ABSTRACT

In Civilization and its Discontents (1930), Freud proposed that in striving to overcome the vulnerability of our bodies in the face of nature we create supplementary tools (including writing) in order to remove the limits to human functioning. He famously envisaged a civilisation trajectory in which man, striving to overcome his limitations, would increasingly resemble a ‘prosthetic God’ [James Strachey (ed), Sigmund Freud: Civilization and its Discontents, trans. Joan Riviere (London: The Hogarth Press, 1963), p. 29]. This essay offers a window of understanding onto pre-modern involvement in the ongoing process of extending the limits of self-hood and making the vulnerable, sick and suffering body comprehensible through the prosthetic use of words, symbols and narrative.
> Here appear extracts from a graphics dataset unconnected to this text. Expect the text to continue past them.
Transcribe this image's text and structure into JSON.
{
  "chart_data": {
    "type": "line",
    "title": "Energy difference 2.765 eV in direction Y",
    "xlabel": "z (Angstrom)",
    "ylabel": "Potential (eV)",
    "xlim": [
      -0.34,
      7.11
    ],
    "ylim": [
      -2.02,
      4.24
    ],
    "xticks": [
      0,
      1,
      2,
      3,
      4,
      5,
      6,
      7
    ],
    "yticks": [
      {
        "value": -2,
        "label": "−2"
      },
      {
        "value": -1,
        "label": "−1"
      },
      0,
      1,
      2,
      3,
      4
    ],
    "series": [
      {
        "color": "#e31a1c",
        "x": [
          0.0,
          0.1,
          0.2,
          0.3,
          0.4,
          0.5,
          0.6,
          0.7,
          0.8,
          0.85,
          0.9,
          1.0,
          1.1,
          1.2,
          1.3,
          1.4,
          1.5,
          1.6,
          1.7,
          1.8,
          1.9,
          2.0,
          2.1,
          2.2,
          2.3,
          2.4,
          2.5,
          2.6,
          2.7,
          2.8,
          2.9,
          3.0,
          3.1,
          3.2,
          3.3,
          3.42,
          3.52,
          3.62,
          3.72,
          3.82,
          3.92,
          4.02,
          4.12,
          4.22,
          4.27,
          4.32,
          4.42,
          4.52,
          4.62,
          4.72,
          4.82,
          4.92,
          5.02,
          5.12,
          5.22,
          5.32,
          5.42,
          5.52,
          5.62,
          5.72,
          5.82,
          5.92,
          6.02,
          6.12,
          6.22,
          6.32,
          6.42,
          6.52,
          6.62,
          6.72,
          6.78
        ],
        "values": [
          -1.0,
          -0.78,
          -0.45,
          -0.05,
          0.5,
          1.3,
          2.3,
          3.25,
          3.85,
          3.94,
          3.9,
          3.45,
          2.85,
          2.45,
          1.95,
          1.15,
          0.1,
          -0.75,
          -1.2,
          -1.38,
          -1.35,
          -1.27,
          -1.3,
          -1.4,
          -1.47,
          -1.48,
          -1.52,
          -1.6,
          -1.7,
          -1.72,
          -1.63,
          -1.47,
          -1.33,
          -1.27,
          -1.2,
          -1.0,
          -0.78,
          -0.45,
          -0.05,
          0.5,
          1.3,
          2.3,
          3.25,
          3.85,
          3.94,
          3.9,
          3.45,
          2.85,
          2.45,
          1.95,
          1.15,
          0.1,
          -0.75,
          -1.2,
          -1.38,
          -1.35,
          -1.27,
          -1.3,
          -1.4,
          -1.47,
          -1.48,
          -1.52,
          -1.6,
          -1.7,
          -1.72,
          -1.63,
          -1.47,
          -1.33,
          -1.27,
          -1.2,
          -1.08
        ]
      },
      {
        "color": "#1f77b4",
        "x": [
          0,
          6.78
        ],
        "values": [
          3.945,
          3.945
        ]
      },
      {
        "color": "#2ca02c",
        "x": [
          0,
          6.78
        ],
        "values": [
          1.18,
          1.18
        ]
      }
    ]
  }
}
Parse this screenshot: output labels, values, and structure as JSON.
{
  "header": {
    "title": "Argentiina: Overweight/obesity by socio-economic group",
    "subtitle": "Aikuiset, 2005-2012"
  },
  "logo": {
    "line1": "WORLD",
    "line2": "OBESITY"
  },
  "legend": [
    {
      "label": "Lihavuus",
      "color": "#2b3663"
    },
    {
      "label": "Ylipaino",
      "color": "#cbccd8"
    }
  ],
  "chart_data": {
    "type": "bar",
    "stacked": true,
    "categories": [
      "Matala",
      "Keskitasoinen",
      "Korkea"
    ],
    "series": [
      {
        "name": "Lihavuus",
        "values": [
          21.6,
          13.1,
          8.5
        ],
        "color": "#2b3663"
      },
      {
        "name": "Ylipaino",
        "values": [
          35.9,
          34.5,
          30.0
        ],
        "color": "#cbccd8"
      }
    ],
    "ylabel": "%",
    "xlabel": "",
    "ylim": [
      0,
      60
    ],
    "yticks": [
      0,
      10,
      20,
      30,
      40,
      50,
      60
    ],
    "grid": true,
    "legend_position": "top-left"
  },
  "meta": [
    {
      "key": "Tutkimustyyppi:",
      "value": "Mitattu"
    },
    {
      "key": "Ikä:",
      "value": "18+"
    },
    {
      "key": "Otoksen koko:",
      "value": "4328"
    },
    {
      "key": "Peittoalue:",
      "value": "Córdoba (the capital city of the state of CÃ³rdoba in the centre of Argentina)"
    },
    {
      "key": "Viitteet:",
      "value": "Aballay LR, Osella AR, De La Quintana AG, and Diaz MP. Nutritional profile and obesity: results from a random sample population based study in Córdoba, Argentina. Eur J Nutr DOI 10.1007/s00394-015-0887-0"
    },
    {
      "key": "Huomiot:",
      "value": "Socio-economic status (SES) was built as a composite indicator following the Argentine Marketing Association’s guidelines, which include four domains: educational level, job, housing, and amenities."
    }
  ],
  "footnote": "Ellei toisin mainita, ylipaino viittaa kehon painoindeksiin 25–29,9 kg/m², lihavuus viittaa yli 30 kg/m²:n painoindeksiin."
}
Studying the widespread medical use of apotropaic textual amulets, word charms and talismans, this essay asks questions about the imagination, memory and healing, arguing that wearing word prosthetics (attached to the body or inscribed on the skin as tattoos) and performing the rituals they often prescribed (reciting, counting, praying, remembering) constituted a highly affective and valuable form of placebo medicine in earlier periods. Further, it contends that complex textual amulets can be apprehended as narrative prosthesis and thus as precursors to the novel in their ability to extend the limits of self-hood and impose some kind of narrative order on chaotic and painful life experience.